18h battery / 66.5Wh (MacBook Air M4) → Battery ≈ 89

Portability

7% weight *

Inverse of weight and thickness — heavier and thicker laptops score lower. Weight dominates at 70% since it's the primary portability pain point.

// Both are inverted — lighter = higher score

Portability = normalize(3.5 − weight_kg, 0, 2.7) × 0.70

+ normalize(35 − thickness_mm, 0, 25) × 0.30

Surface Pro 11 at 0.895kg, 9.3mm → Portability ≈ 96

Value

15% weight *

Performance per dollar. Dataset-normalized so a budget laptop with good specs genuinely outranks an expensive flagship on this dimension. Uses MSRP for static scoring.

// Raw ratio

value_raw = performance_score / (msrp_usd / 1000)

// Normalize across full dataset

value_score = (raw − dataset_min) / (dataset_max − dataset_min) × 100

$499 IdeaPad Slim 3i → value_raw ≈ 28. $3,779 ROG G16 → value_raw ≈ 25

Build

10% weight *

Chassis material + MIL-SPEC certification. MIL-STD-810 adds 15 bonus points — real-world durability has tangible value, especially in business and 2-in-1 segments.

// Material base scores

carbon-fiber = 90 magnesium = 85 aluminum = 80

mixed = 65 plastic = 50

Build = material_score + (mil_spec ? 15 : 0) // capped at 100

Carbon fiber + MIL-SPEC (ThinkPad X1) → Build = 90 + 15 = 100

Frequently Asked Questions

Can a laptop's score change without any spec changes?
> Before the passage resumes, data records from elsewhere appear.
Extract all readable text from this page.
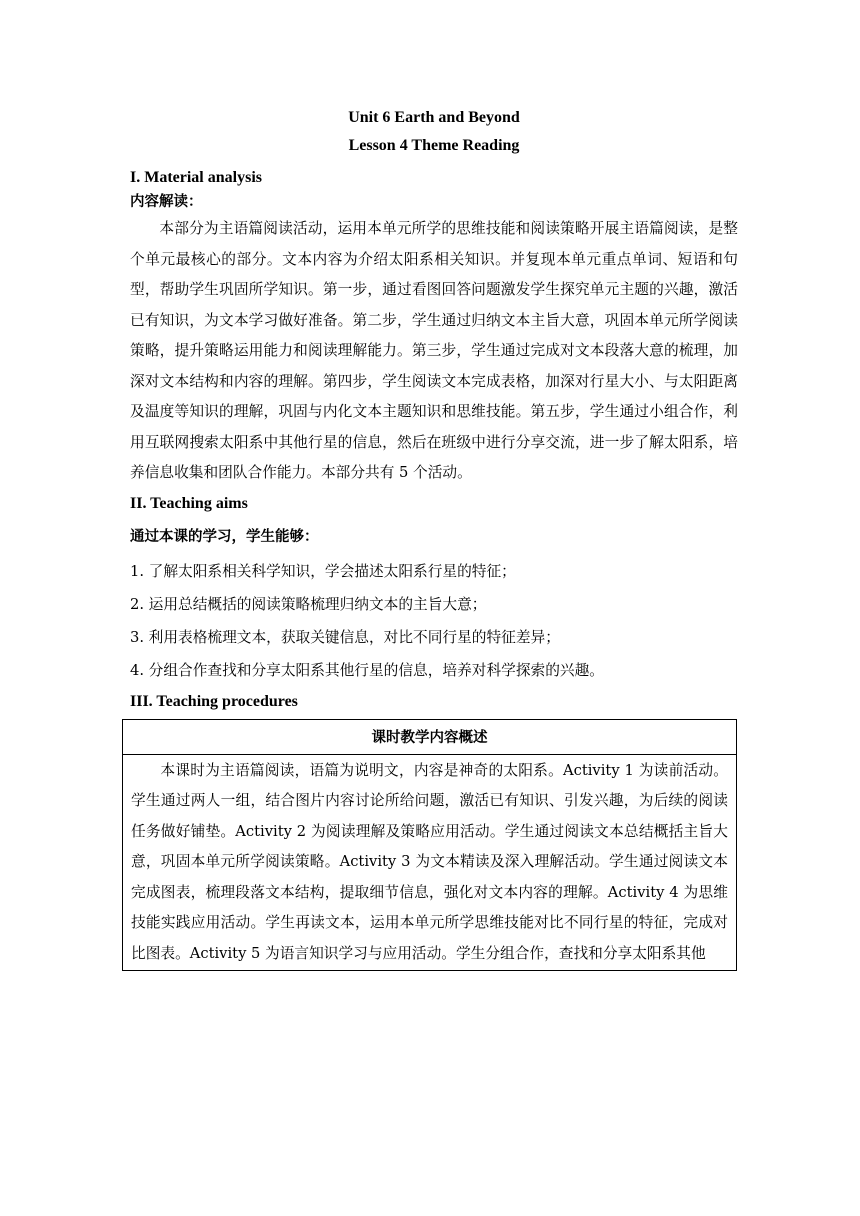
Unit 6 Earth and Beyond

Lesson 4 Theme Reading

I. Material analysis

内容解读：

本部分为主语篇阅读活动，运用本单元所学的思维技能和阅读策略开展主语篇阅读，是整个单元最核心的部分。文本内容为介绍太阳系相关知识。并复现本单元重点单词、短语和句型，帮助学生巩固所学知识。第一步，通过看图回答问题激发学生探究单元主题的兴趣，激活已有知识，为文本学习做好准备。第二步，学生通过归纳文本主旨大意，巩固本单元所学阅读策略，提升策略运用能力和阅读理解能力。第三步，学生通过完成对文本段落大意的梳理，加深对文本结构和内容的理解。第四步，学生阅读文本完成表格，加深对行星大小、与太阳距离及温度等知识的理解，巩固与内化文本主题知识和思维技能。第五步，学生通过小组合作，利用互联网搜索太阳系中其他行星的信息，然后在班级中进行分享交流，进一步了解太阳系，培养信息收集和团队合作能力。本部分共有 5 个活动。

II. Teaching aims

通过本课的学习，学生能够：

1. 了解太阳系相关科学知识，学会描述太阳系行星的特征；

2. 运用总结概括的阅读策略梳理归纳文本的主旨大意；

3. 利用表格梳理文本，获取关键信息，对比不同行星的特征差异；

4. 分组合作查找和分享太阳系其他行星的信息，培养对科学探索的兴趣。

III. Teaching procedures

课时教学内容概述
本课时为主语篇阅读，语篇为说明文，内容是神奇的太阳系。Activity 1 为读前活动。学生通过两人一组，结合图片内容讨论所给问题，激活已有知识、引发兴趣，为后续的阅读任务做好铺垫。Activity 2 为阅读理解及策略应用活动。学生通过阅读文本总结概括主旨大意，巩固本单元所学阅读策略。Activity 3 为文本精读及深入理解活动。学生通过阅读文本完成图表，梳理段落文本结构，提取细节信息，强化对文本内容的理解。Activity 4 为思维技能实践应用活动。学生再读文本，运用本单元所学思维技能对比不同行星的特征，完成对比图表。Activity 5 为语言知识学习与应用活动。学生分组合作，查找和分享太阳系其他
Yes — the Value score is dataset-relative. If new laptops are added with better or worse value ratios, existing scores shift slightly to maintain proper normalization across the full set.
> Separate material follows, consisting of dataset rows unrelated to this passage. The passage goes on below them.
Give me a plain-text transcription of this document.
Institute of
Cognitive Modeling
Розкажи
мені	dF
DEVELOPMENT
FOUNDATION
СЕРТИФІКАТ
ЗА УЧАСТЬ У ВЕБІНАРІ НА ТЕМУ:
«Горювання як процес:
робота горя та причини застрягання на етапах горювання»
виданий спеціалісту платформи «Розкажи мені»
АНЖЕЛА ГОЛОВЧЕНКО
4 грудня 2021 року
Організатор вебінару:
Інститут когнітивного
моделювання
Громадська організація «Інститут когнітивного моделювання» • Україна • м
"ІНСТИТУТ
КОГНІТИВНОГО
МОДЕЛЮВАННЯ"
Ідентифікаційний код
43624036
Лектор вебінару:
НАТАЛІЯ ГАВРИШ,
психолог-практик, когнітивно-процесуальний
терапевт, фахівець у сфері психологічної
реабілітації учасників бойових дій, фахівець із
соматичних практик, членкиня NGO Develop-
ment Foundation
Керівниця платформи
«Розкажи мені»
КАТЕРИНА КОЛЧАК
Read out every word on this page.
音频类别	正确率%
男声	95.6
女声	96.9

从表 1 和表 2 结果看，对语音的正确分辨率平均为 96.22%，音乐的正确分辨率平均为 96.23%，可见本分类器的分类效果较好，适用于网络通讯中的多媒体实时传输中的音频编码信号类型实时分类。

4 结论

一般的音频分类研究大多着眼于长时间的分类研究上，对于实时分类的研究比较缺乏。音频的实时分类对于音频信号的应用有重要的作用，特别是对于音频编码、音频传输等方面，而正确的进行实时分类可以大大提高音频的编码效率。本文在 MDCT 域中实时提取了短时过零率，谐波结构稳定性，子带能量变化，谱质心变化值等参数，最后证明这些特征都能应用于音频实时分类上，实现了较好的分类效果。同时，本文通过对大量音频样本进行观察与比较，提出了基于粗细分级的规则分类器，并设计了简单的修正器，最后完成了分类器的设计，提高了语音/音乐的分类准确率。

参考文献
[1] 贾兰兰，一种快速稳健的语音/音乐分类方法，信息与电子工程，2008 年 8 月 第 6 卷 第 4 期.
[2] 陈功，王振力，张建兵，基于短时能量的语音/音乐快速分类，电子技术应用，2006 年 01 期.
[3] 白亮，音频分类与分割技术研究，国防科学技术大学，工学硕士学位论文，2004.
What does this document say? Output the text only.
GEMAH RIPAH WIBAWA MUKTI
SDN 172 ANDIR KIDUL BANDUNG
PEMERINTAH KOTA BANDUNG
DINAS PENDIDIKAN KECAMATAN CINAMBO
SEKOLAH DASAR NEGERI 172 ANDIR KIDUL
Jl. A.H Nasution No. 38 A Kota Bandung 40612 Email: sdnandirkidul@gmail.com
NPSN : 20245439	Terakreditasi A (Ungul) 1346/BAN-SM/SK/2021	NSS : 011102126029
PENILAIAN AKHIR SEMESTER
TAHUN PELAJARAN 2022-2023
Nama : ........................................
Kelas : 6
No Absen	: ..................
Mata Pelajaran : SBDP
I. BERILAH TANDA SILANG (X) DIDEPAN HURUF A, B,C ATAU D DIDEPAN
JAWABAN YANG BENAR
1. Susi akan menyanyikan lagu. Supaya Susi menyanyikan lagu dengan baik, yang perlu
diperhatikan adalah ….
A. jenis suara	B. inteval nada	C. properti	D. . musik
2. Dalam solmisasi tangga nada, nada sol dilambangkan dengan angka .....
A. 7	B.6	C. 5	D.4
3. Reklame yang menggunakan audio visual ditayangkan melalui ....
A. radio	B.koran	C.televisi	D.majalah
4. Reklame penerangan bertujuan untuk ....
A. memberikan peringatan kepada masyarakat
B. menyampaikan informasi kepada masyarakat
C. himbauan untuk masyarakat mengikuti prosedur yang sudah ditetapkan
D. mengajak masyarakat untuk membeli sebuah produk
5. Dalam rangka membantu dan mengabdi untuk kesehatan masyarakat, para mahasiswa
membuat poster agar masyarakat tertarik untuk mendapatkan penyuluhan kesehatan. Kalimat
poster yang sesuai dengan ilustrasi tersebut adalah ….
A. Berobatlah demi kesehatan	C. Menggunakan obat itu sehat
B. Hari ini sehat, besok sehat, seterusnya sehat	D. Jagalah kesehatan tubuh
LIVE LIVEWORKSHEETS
Do review scores affect the composite score?

Review scores from publications are displayed for reference but are not currently factored into the composite score. The composite is derived entirely from structured spec data.

Why does a gaming laptop score low on an Ultrabook profile?

The Ultrabook profile weights battery (25%) and portability (20%) heavily. A 2.5kg gaming laptop with 6h battery will score poorly on those dimensions, dragging the composite down even if its performance score is excellent.

How is the "Performance / $" sort different from the Value score?

The Value score uses a normalized 0–100 scale across the dataset. The "Performance / $" sort uses the raw ratio of (CPU + GPU index) / price — simpler and more linear. Both tell a similar story but with different sensitivities.

Are affiliate relationships factored into scores or rankings?

No. Scores are computed mechanically from spec data. Rankings cannot be purchased or influenced. See our editorial policy for full details.